Não há, portanto, complexidade a rejeitar a liquidação por simples cálculos.
Sobre a questão destaca-se que a adoção da liquidação por arbitramento somente se traduz em regra quando: determinado pela sentença, convencionado pelas partes ou exigido pela natureza do objeto da liquidação (art. 509, I, do CPC/2015), não se enquadrando o caso dos autos em nenhuma das três hipóteses.
Ademais, não se manifesta crível que a própria instituição financeira não tivesse competência para apurar o valor devido a partir da revisão contratual e contrapô-lo à quantia executada acaso encontrasse alguma diferença, aí sendo cabível a determinação de perícia para averiguar qual das partes teria razão em seus cálculos.
Mas, como dito, a agravante, em sua impugnação lançada em primeiro grau, não tratou de efetuar tal cálculo e apontar fundamentadamente a existência de discrepância, o que reforça a ausência de indicativos de acolhimento da impugnação, acrescentando que não há nulidade sem prejuízo e não há alegação de excesso de execução.

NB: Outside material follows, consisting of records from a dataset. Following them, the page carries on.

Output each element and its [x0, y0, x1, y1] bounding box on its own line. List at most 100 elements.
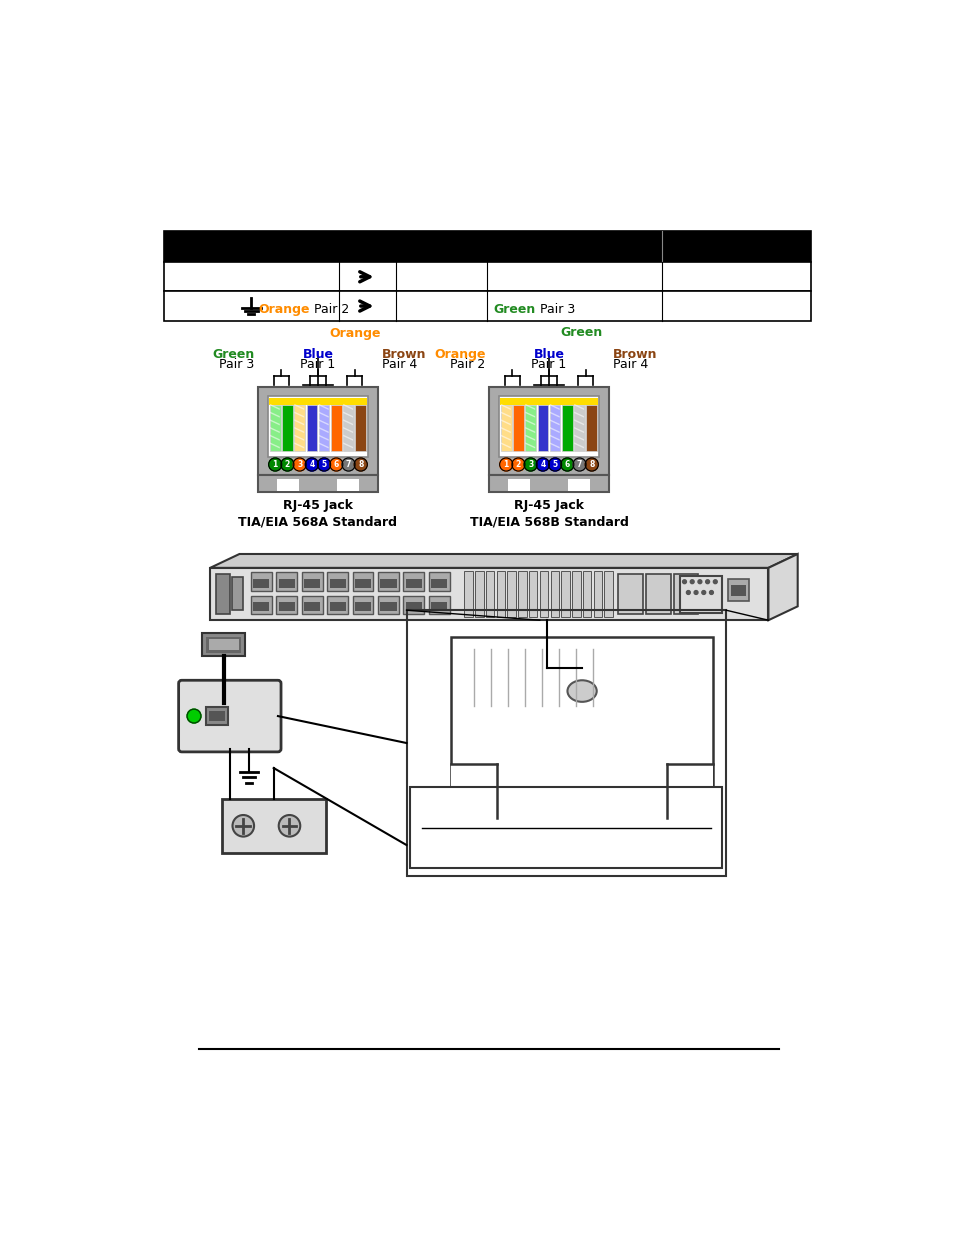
- Polygon shape: [343, 435, 353, 441]
- Polygon shape: [549, 411, 559, 417]
- Bar: [727, 579, 748, 601]
- Polygon shape: [525, 442, 535, 448]
- Bar: [377, 573, 398, 592]
- Bar: [475, 571, 483, 618]
- Bar: [497, 571, 504, 618]
- Text: 2: 2: [285, 459, 290, 469]
- Bar: [673, 574, 698, 614]
- Bar: [604, 571, 612, 618]
- Text: 7: 7: [577, 459, 581, 469]
- Polygon shape: [318, 411, 329, 417]
- Polygon shape: [343, 427, 353, 433]
- Bar: [403, 595, 424, 614]
- Bar: [549, 405, 559, 451]
- Bar: [301, 595, 322, 614]
- Bar: [343, 405, 354, 451]
- Text: RJ-45 Jack
TIA/EIA 568A Standard: RJ-45 Jack TIA/EIA 568A Standard: [238, 499, 397, 529]
- Circle shape: [573, 458, 585, 471]
- Bar: [353, 573, 373, 592]
- Bar: [500, 405, 511, 451]
- Bar: [666, 764, 712, 818]
- Polygon shape: [318, 404, 329, 410]
- Bar: [550, 571, 558, 618]
- Bar: [517, 571, 526, 618]
- Bar: [251, 595, 272, 614]
- Bar: [164, 262, 810, 291]
- Bar: [431, 601, 447, 611]
- Polygon shape: [574, 442, 583, 448]
- Bar: [258, 387, 377, 475]
- Bar: [405, 579, 421, 588]
- Circle shape: [694, 590, 698, 594]
- Circle shape: [330, 458, 342, 471]
- Bar: [561, 405, 572, 451]
- Bar: [499, 398, 598, 405]
- Circle shape: [499, 458, 512, 471]
- Bar: [282, 405, 293, 451]
- Bar: [355, 579, 371, 588]
- Bar: [304, 579, 320, 588]
- Polygon shape: [574, 404, 583, 410]
- Bar: [377, 595, 398, 614]
- Polygon shape: [574, 435, 583, 441]
- Bar: [251, 573, 272, 592]
- Bar: [431, 579, 447, 588]
- Text: Brown: Brown: [381, 348, 426, 361]
- Bar: [582, 571, 591, 618]
- Bar: [278, 601, 294, 611]
- Polygon shape: [549, 427, 559, 433]
- Text: 2: 2: [516, 459, 520, 469]
- Circle shape: [280, 458, 294, 471]
- Bar: [278, 579, 294, 588]
- Bar: [593, 571, 601, 618]
- Circle shape: [701, 590, 705, 594]
- Bar: [206, 706, 228, 725]
- Polygon shape: [318, 427, 329, 433]
- Circle shape: [536, 458, 549, 471]
- Bar: [327, 573, 348, 592]
- Polygon shape: [500, 404, 510, 410]
- Bar: [464, 571, 473, 618]
- Circle shape: [709, 590, 713, 594]
- Polygon shape: [294, 427, 304, 433]
- Bar: [210, 710, 225, 721]
- Bar: [270, 405, 280, 451]
- Text: Pair 4: Pair 4: [612, 358, 647, 370]
- Bar: [336, 478, 358, 490]
- Polygon shape: [500, 427, 510, 433]
- Bar: [269, 398, 367, 405]
- Polygon shape: [294, 435, 304, 441]
- Circle shape: [713, 579, 717, 584]
- Polygon shape: [270, 427, 279, 433]
- FancyBboxPatch shape: [178, 680, 281, 752]
- Bar: [406, 610, 725, 876]
- Bar: [353, 595, 373, 614]
- Bar: [380, 579, 396, 588]
- Bar: [525, 405, 536, 451]
- Text: 6: 6: [564, 459, 569, 469]
- Circle shape: [341, 458, 355, 471]
- Circle shape: [278, 815, 300, 836]
- Text: Pair 1: Pair 1: [531, 358, 566, 370]
- Text: RJ-45 Jack
TIA/EIA 568B Standard: RJ-45 Jack TIA/EIA 568B Standard: [469, 499, 628, 529]
- Bar: [679, 576, 721, 613]
- Bar: [730, 585, 745, 595]
- Polygon shape: [294, 442, 304, 448]
- Bar: [567, 478, 589, 490]
- Bar: [232, 577, 243, 610]
- Polygon shape: [294, 404, 304, 410]
- Bar: [572, 571, 580, 618]
- Circle shape: [548, 458, 561, 471]
- Ellipse shape: [567, 680, 596, 701]
- Text: Orange: Orange: [258, 304, 310, 316]
- Polygon shape: [343, 404, 353, 410]
- Polygon shape: [574, 419, 583, 425]
- Bar: [327, 595, 348, 614]
- Bar: [405, 601, 421, 611]
- Bar: [164, 231, 810, 262]
- Polygon shape: [525, 404, 535, 410]
- Text: Pair 3: Pair 3: [219, 358, 254, 370]
- Polygon shape: [574, 411, 583, 417]
- Text: 3: 3: [296, 459, 302, 469]
- Polygon shape: [270, 411, 279, 417]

No mais, diante da impugnação levantada pela casa bancária, os autos já foram remetidos à contadoria com apresentação de seus cálculos que não encontratam excesso de execução, não tendo a agravante apontado qualquer erro nos cálculos da contadoria.

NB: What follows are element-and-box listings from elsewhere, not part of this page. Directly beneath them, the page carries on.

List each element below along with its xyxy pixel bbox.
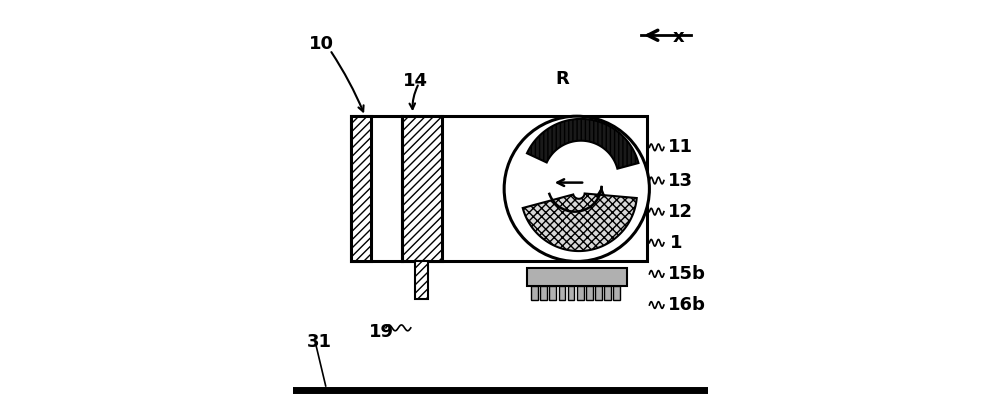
Bar xyxy=(559,286,565,300)
Text: x: x xyxy=(672,28,684,46)
Bar xyxy=(415,261,428,299)
Bar xyxy=(527,268,627,286)
Text: 19: 19 xyxy=(369,323,394,341)
Bar xyxy=(402,116,442,261)
Text: 10: 10 xyxy=(309,34,334,53)
Polygon shape xyxy=(527,119,638,168)
Bar xyxy=(595,286,602,300)
Text: 11: 11 xyxy=(668,138,693,156)
Text: R: R xyxy=(555,70,569,88)
Bar xyxy=(351,116,647,261)
Bar xyxy=(577,286,584,300)
Circle shape xyxy=(504,116,649,261)
Text: 16b: 16b xyxy=(668,296,706,314)
Text: 12: 12 xyxy=(668,203,693,221)
Bar xyxy=(568,286,574,300)
Text: 15b: 15b xyxy=(668,265,706,283)
Text: 14: 14 xyxy=(402,72,427,90)
Text: 13: 13 xyxy=(668,171,693,190)
Text: 1: 1 xyxy=(670,234,683,252)
Bar xyxy=(613,286,620,300)
Bar xyxy=(549,286,556,300)
Bar xyxy=(604,286,611,300)
Bar xyxy=(531,286,538,300)
Polygon shape xyxy=(523,193,637,251)
Bar xyxy=(540,286,547,300)
Bar xyxy=(351,116,371,261)
Bar xyxy=(586,286,593,300)
Text: 31: 31 xyxy=(307,333,332,352)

No mais, em relação à aplicação da multa e honorários do art. 523, § 1º, do CPC/2015, melhor sorte não socorre a recorrente.
Em que pese se reconhecer que, de fato, o valor executado ainda não era definitivo, havendo a necessidade da participação da contadoria para averiguar a existência de suposto excesso de execução, tem-se que a instituição financeira executada, agravante, sequer depositou nos autos a quantia incontroversa, ou seja, nem mesmo o valor eventualmente admitido como corretamente executado foi depositado, inobservando o que preveem os §§ 1º e 2º do art. 523 do CPC/2015, que assim determinam:
Art. 523. No caso de condenação em quantia certa, ou já fixada em liquidação, e no caso de decisão sobre parcela incontroversa, o cumprimento definitivo da sentença far-se-á a requerimento do exequente, sendo o executado intimado para pagar o débito, no prazo de 15 (quinze) dias, acrescido de custas, se houver.
§ 1º Não ocorrendo pagamento voluntário no prazo do caput , o débito será acrescido de multa de dez por cento e, também, de honorários de advogado de dez por cento.
§ 2º Efetuado o pagamento parcial no prazo previsto no caput , a multa e os honorários previstos no § 1º incidirão sobre o restante.
Nesse contexto, não há fundamentos consistentes para se afastar a aplicação da multa e honorários do art. 523, § 1º, do CPC/2015, tendo acertado o juízo singular ao definir a manutenção de sua contabilização nos cálculos da contadoria.
IV - Ante o exposto, conheço do recurso, e ausentes os requisitos dos arts. 300 e 995, parágrafo único, ambos do CPC/2015, indefiro a antecipação de tutela postulada no agravo, mantendo íntegra a decisão agravadaa até o julgamento final do recurso pelo órgão colegiado.
Comunique-se, com urgência, o juízo de origem.
Cumpra-se o disposto no art. 1.019, II, do CPC, e, após, retornem os autos conclusos para julgamento definitivo.
Intimem-se.
assinado por LUIZ ZANELATO, Desembargador, na forma do artigo 1º, inciso III, da Lei 11.419, de 19 de dezembro de 2006. A conferência da autenticidade do documento está disponível no endereço eletrônico https://2g.tjsc.jus.br//verifica.php, mediante o preenchimento do código verificador 7245798v3 e do código CRC c226ffa7.
Informações adicionais da assinatura:
Signatário (a): LUIZ ZANELATO
Data e Hora: 19/12/2025, às 19:10:43
5093951-46.2025.8.24.0000 7245798 .V3
Conferência de autenticidade emitida em 14/01/2026 22:24:27.